八月十六日,仁科给刚回到报社上班的峰岛挂了个电话。
“我是仁科。”
听到仁科的声音,峰岛感到心跳得很厉害:“我是峰岛。”
“想和你谈一下,能一个人来吗?”
“当然可以。”
问明会面地点,峰岛挂上电话,立即出发。
峰岛来到新宿,进入神宫外苑。他留神地看了一下四周,身后确实没有尾随者,便走到约定的水池边站住。孩子们在长着水草的池边奔跑。

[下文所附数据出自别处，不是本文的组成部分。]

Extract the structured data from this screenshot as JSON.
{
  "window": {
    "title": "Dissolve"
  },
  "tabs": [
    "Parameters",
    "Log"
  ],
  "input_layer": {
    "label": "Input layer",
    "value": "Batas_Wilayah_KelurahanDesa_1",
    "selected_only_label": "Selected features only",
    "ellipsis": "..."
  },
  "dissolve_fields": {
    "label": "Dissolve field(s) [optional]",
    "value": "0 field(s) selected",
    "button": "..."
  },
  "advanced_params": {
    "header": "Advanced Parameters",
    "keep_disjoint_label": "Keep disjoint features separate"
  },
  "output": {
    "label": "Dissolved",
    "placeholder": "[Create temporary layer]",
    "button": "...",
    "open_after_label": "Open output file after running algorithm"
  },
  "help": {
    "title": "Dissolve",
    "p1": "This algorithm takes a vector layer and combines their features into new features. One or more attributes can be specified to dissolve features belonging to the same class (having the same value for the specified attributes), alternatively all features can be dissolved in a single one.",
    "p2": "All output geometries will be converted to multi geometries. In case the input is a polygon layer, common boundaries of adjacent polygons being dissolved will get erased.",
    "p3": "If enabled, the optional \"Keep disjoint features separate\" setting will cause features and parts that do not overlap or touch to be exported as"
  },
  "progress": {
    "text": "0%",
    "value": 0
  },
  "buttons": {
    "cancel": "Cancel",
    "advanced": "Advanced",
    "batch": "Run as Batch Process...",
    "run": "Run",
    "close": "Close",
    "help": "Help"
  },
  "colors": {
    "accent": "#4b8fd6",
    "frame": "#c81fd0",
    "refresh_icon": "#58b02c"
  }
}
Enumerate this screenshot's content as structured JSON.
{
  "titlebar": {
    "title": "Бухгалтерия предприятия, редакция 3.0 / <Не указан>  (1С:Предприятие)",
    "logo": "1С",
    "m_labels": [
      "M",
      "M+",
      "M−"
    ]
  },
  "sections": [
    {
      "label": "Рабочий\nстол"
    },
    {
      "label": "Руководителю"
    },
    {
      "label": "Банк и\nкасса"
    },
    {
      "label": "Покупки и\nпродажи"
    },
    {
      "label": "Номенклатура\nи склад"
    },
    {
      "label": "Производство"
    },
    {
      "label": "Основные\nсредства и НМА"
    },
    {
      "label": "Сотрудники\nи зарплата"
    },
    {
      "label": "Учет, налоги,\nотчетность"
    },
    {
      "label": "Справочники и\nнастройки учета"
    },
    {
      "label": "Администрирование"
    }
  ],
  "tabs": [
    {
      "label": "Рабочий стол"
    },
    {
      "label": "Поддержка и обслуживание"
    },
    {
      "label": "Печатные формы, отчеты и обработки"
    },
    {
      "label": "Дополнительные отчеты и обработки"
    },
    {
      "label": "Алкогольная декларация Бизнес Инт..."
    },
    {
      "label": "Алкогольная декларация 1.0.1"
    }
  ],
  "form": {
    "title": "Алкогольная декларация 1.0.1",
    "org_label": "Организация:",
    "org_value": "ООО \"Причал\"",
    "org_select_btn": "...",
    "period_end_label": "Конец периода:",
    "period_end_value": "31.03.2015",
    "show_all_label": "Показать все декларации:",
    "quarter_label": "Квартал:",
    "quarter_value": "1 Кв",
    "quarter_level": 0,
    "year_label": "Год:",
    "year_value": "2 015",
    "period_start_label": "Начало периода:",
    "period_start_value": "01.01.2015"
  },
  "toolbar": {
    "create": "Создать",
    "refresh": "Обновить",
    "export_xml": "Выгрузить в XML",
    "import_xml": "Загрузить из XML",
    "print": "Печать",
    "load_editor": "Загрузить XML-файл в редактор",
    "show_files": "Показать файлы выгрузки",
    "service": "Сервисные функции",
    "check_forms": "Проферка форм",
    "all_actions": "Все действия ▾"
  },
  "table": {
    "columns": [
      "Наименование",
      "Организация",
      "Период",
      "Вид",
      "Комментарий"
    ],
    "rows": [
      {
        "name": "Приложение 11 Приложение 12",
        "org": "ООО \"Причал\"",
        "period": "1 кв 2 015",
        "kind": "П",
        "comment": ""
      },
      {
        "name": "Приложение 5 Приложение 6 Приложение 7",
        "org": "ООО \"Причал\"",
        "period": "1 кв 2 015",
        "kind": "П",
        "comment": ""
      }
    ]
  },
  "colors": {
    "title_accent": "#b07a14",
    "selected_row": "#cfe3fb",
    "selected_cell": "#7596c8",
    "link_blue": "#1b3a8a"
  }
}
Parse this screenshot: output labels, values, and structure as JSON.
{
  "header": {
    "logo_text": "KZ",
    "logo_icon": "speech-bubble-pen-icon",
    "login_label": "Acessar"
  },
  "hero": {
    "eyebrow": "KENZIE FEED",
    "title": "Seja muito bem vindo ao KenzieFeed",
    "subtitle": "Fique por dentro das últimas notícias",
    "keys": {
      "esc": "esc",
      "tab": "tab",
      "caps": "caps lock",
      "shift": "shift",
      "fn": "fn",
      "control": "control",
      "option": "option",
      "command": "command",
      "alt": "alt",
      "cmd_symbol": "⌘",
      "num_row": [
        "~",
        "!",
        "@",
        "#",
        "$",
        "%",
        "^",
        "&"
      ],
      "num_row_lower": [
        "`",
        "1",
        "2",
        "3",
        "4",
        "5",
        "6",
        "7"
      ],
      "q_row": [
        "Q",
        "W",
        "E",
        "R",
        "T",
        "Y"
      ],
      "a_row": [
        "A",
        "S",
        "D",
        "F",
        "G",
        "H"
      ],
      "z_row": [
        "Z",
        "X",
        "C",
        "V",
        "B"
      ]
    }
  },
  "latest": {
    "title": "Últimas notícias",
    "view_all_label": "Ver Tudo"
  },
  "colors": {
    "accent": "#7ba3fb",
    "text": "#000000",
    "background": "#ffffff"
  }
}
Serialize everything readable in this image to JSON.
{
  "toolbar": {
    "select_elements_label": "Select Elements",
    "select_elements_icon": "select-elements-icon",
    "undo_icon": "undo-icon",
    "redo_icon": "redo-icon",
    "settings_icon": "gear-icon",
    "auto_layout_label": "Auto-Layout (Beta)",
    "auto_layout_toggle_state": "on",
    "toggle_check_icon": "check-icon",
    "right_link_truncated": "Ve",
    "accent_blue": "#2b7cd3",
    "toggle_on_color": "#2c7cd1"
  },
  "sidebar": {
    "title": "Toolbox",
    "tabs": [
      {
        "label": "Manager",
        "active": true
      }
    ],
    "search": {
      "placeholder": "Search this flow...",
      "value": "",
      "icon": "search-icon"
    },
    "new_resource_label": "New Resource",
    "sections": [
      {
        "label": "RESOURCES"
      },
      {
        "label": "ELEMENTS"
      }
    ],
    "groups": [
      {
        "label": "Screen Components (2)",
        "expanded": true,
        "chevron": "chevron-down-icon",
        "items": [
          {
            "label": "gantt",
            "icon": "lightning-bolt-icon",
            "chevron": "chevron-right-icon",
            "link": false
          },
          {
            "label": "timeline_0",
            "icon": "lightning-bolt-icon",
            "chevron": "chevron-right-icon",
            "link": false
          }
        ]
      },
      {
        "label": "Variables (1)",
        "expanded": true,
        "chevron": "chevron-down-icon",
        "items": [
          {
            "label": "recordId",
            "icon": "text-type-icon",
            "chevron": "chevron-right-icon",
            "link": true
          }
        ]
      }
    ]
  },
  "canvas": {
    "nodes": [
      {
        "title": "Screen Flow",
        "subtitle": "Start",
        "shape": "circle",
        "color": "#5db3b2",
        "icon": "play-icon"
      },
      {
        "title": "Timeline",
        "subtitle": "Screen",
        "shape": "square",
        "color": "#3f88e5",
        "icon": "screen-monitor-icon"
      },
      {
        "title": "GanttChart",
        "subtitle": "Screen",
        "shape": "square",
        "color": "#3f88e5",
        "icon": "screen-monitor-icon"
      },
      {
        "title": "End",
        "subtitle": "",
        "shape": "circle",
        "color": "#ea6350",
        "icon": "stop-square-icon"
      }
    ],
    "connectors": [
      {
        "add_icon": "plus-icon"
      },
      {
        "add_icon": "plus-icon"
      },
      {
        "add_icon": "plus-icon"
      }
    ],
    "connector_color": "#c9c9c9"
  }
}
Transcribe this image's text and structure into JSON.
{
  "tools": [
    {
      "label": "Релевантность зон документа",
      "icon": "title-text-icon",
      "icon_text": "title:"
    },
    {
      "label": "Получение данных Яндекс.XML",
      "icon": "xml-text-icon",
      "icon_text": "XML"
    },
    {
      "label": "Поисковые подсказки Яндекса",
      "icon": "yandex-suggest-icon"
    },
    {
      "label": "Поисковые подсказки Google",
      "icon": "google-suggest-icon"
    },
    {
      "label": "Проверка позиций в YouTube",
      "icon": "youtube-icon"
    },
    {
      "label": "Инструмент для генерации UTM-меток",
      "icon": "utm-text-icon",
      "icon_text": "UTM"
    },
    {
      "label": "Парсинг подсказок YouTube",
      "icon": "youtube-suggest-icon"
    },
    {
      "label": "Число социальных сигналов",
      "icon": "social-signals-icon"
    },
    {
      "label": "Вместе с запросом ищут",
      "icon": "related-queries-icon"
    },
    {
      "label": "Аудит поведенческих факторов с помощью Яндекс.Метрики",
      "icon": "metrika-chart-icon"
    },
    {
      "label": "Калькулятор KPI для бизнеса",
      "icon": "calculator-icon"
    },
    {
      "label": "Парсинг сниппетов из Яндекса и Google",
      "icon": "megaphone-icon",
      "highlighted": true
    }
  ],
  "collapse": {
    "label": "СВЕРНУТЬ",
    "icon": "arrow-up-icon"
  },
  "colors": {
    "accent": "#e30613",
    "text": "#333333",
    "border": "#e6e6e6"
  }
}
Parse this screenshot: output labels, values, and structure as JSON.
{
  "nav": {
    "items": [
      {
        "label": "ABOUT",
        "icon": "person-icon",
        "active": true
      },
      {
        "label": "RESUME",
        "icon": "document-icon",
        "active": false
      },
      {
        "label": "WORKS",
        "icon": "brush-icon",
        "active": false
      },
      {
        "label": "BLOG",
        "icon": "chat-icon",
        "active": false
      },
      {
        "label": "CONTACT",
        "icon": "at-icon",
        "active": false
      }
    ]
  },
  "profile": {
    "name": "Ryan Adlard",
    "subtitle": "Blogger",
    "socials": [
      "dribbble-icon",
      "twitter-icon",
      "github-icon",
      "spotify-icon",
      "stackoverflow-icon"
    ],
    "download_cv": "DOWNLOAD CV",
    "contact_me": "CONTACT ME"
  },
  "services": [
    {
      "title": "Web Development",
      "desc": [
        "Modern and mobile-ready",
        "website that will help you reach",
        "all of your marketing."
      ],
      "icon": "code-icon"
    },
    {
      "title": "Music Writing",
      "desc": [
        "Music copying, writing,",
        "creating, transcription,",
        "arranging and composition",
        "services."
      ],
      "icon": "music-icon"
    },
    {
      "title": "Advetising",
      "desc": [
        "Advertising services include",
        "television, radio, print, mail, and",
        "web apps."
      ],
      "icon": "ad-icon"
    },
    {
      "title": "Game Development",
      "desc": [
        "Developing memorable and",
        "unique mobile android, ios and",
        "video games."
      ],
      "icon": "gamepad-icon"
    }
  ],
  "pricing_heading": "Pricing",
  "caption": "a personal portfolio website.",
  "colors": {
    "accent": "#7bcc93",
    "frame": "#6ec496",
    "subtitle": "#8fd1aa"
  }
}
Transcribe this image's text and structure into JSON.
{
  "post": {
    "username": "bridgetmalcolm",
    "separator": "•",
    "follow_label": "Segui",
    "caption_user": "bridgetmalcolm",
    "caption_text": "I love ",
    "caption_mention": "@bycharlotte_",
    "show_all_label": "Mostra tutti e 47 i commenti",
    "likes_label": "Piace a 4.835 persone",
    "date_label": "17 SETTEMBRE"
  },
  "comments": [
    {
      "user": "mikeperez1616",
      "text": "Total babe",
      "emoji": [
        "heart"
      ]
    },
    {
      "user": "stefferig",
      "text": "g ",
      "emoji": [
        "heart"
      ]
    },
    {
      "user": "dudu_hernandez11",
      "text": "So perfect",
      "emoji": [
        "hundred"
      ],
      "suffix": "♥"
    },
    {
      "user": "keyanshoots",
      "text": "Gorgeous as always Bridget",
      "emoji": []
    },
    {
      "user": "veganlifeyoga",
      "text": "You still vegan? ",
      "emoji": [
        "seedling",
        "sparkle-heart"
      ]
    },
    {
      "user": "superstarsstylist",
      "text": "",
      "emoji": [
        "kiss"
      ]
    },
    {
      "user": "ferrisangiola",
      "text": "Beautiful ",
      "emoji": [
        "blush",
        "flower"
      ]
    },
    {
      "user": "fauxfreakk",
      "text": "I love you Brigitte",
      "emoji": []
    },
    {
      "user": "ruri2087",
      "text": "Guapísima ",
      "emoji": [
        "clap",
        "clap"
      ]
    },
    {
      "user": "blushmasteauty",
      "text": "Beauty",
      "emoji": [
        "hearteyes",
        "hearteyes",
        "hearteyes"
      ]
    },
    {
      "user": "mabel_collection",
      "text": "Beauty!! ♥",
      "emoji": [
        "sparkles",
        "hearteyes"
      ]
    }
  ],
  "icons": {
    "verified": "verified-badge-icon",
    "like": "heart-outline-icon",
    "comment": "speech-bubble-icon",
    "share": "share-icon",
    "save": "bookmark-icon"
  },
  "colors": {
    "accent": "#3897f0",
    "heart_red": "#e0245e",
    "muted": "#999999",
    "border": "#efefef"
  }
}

突然,他看见高个子仁科出现在水池对面,峰岛忙走过去,两人并肩走着,边走边谈。
“你好象瘦了点!”
“我一到夏天就要瘦。”
走进树荫,峰岛停住脚步。
“说吧。”
“早就想约你见面……”仁科坐在草地上。
“什么事?”
“不能报道的消息。据我所知,如果报道了,他们就会杀掉我,消灭证据。”
“是被潜艇营救出来的事?”
“你已知道了?”
“只是推测。”峰岛说明了在纪洲的新宫市发现橡皮船和潜水装备的经过。
“不过,这事埋在我心里,我认为,一旦说出来,非但政府会垮台,而且首先你就会被杀死。”
仁科面容消瘦,被太阳晒黑的脸上,明显地挂着与他历来神态相反的苦恼。
“我一定不说出去。现在我还没有掌握事件的全部材料,无法报道。况且事关重大,更需慎重。不过,我想问问,平井刚一是你杀的吗?”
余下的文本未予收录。